Nach der Vorstellung mit meinen ersten Eindrücken von der EuroBike Messe hatte ich nun ein Testrad mit der Bosch eBike Flow App zum testen.

In der dritten Generation hat Bosch das gesamte eBike System auf den Kopf gestellt.
Intern wird es bei Bosch auch BES3 (Bosch E-Bike System 3. Generation) genannt.

Transparenzhinweis
Das Testrad wurde mir für den Test-Zeitraum kostenlos und ohne Auflagen von Bosch zur Verfügung gestellt. Am Ende des Testzeitraums geht das Rad zurück. Eine weitere Vergütung erfolgt nicht.

✔️ Hardware

Beim neuen smarten System ist grundsätzlich erst einmal alles neu.

Am meisten sieht man davon bei der neuen LED Remote am Lenker.

LED Controller mit Akku-LEDs und Unterstützungsstufe
LED Controller mit Akku-LEDs und Unterstützungsstufe

Dann gibt es da noch das KIOX 300 Display. Das ist nicht Pflicht. Du kannst auch nur mit der LED-Remote fahren. Auch wenn der Name KIOX geblieben ist, mit dem bisherigen KIOX Display hat das nicht mehr viel zu tun. Umsteiger werden einige Funktionen (Navigation, Lock und Handy-Ladeoption) schmerzlich vermissen.

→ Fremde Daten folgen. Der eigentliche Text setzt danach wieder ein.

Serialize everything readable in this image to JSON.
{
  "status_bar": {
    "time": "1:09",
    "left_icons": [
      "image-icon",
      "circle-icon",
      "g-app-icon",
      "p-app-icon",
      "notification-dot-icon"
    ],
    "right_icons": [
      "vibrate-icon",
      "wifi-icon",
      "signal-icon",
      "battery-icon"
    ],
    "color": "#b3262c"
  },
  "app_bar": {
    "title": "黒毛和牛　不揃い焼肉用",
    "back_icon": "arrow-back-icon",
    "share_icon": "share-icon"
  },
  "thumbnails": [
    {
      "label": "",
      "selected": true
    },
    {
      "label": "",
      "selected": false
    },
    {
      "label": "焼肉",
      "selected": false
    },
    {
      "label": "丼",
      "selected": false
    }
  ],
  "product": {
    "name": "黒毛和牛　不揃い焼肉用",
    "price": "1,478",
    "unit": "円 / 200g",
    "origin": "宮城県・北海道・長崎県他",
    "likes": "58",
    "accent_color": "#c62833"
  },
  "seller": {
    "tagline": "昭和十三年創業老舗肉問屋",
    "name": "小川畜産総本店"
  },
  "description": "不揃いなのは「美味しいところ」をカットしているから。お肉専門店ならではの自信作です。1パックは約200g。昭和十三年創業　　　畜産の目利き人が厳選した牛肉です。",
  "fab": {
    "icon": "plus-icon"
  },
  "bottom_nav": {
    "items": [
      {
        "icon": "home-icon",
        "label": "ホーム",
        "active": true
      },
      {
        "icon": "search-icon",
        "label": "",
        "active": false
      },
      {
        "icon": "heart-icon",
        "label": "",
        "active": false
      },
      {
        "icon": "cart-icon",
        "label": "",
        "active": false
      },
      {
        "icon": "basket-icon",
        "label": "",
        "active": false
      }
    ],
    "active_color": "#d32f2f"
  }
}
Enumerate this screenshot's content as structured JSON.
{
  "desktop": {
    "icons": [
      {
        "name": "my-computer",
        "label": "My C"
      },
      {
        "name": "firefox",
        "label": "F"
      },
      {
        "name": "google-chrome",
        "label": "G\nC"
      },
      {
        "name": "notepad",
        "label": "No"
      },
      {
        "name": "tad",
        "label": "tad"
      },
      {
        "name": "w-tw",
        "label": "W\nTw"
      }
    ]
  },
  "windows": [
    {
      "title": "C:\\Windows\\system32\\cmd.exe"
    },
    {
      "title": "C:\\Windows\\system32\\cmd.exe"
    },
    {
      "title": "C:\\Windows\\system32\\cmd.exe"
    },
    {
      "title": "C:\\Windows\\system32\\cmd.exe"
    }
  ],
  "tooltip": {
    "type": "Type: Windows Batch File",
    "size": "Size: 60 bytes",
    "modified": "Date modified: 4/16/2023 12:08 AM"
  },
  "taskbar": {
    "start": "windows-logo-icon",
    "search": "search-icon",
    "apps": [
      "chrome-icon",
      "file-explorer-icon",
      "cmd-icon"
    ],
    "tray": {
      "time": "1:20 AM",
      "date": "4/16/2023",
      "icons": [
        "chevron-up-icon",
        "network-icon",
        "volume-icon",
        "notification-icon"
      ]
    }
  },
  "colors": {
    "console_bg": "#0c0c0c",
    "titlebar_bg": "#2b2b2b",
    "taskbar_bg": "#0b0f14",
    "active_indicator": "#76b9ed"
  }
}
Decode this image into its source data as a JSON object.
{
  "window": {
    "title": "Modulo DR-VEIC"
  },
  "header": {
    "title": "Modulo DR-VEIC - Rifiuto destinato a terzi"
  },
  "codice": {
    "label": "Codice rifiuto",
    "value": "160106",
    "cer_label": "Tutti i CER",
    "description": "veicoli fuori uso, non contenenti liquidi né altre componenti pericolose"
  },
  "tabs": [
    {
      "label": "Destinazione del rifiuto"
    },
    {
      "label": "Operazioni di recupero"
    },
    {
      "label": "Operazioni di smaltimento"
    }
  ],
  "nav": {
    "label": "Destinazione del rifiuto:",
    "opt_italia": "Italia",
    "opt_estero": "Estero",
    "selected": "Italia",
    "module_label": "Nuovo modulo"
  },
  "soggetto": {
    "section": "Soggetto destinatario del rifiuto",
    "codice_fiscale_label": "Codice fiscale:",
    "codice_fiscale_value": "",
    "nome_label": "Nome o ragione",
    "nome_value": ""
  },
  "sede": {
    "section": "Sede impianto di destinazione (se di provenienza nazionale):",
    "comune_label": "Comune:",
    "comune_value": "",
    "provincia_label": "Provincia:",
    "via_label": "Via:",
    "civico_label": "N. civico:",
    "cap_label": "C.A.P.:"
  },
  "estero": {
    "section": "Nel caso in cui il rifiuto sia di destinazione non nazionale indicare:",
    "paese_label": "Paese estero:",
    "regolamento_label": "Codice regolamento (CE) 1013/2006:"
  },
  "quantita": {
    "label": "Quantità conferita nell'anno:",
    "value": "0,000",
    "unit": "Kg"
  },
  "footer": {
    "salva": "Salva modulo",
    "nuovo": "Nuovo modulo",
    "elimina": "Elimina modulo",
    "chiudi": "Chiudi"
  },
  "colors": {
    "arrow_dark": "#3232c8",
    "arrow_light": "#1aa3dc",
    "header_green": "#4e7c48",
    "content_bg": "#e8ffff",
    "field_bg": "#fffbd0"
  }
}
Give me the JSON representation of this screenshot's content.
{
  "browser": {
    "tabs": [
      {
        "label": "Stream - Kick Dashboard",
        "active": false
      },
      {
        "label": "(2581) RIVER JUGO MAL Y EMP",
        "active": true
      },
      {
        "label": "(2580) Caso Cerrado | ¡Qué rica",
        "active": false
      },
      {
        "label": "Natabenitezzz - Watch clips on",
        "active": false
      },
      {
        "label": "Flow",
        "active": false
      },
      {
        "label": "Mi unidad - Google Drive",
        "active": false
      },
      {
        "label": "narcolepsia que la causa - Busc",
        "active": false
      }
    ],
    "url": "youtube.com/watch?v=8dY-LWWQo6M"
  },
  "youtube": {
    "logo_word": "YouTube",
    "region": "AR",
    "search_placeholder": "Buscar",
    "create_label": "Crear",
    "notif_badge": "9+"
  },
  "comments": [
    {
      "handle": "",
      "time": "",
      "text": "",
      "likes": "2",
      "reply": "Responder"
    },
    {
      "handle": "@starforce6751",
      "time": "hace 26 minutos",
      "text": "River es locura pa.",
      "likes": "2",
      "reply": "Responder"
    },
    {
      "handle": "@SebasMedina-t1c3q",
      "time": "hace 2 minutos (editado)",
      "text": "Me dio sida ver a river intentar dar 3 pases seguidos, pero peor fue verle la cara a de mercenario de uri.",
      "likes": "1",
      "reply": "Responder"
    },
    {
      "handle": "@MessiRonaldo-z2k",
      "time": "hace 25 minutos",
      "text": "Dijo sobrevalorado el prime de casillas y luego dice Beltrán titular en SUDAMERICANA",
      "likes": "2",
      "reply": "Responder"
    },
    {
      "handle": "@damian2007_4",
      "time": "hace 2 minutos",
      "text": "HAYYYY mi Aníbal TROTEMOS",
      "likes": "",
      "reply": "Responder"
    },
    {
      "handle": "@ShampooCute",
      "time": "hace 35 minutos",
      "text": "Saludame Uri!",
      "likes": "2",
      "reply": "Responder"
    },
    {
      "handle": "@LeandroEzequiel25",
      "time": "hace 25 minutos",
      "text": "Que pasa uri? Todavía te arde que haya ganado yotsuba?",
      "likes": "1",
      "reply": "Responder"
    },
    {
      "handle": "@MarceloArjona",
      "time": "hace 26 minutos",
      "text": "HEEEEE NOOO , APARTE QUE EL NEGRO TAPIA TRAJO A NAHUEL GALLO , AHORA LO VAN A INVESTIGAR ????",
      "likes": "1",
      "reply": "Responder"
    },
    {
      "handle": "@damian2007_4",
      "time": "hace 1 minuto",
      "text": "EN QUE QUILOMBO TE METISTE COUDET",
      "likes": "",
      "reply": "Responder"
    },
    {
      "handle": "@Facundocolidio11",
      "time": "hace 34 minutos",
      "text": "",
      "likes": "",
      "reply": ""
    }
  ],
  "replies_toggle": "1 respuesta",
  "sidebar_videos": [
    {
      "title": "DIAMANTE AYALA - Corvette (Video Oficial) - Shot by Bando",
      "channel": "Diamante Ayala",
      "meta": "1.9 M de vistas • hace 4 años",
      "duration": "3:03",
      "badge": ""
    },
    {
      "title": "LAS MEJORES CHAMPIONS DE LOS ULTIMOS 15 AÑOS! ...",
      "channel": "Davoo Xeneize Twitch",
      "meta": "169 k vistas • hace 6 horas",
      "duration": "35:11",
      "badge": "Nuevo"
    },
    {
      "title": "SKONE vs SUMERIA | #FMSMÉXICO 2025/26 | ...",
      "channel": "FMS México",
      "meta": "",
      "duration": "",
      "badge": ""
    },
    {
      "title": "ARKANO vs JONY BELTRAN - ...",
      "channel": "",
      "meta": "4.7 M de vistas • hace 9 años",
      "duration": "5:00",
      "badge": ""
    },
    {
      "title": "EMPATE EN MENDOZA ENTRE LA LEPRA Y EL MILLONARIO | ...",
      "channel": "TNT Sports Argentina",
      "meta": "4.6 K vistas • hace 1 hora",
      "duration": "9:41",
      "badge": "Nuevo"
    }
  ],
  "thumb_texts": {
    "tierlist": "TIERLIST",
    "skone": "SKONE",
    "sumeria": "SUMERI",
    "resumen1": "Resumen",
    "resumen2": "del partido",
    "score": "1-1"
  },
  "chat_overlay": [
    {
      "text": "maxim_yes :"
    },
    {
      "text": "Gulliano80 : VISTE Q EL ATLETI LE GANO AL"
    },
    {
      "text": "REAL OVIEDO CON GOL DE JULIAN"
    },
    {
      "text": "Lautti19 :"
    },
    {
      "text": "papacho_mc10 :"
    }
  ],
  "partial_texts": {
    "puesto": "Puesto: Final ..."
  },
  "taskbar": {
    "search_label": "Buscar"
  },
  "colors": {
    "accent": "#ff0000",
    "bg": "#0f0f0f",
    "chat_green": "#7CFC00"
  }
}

Das neue Bosch KIOX 300 Display
Das neue Bosch KIOX 300 Display

[Update]
Die Handy Halterung SmartphoneGrip wurde mittlerweile nachgeschoben. Damit ist auch ein laden vom Telefon möglich.

Auch beim InTube Akku mit 750 Wh merkt man das Plus an Reichweite.

Auf die Details der Hardware Neuheiten möchte ich aber hier gar nicht tiefer eingehen.

✔️ eBike Flow App

Die App für Android und iPhone ist das einzige extern verbundene „Connected Device“ für das smarte System.

eBike Flow
eBike Flow
Entwickler: Robert Bosch GmbH
Preis: Kostenlos
‎eBike Flow
‎eBike Flow
Entwickler: Robert Bosch GmbH
Preis: Kostenlos

Die App wird aktuell noch sehr aggressiv im Hintergrund am laufen gehalten. Das hat den Vorteil, dass im Test immer eine Verbindung zwischen Rad und Handy hergestellt werden konnte. Fahrrad einschalten, losfahren und die App Verbindung stand.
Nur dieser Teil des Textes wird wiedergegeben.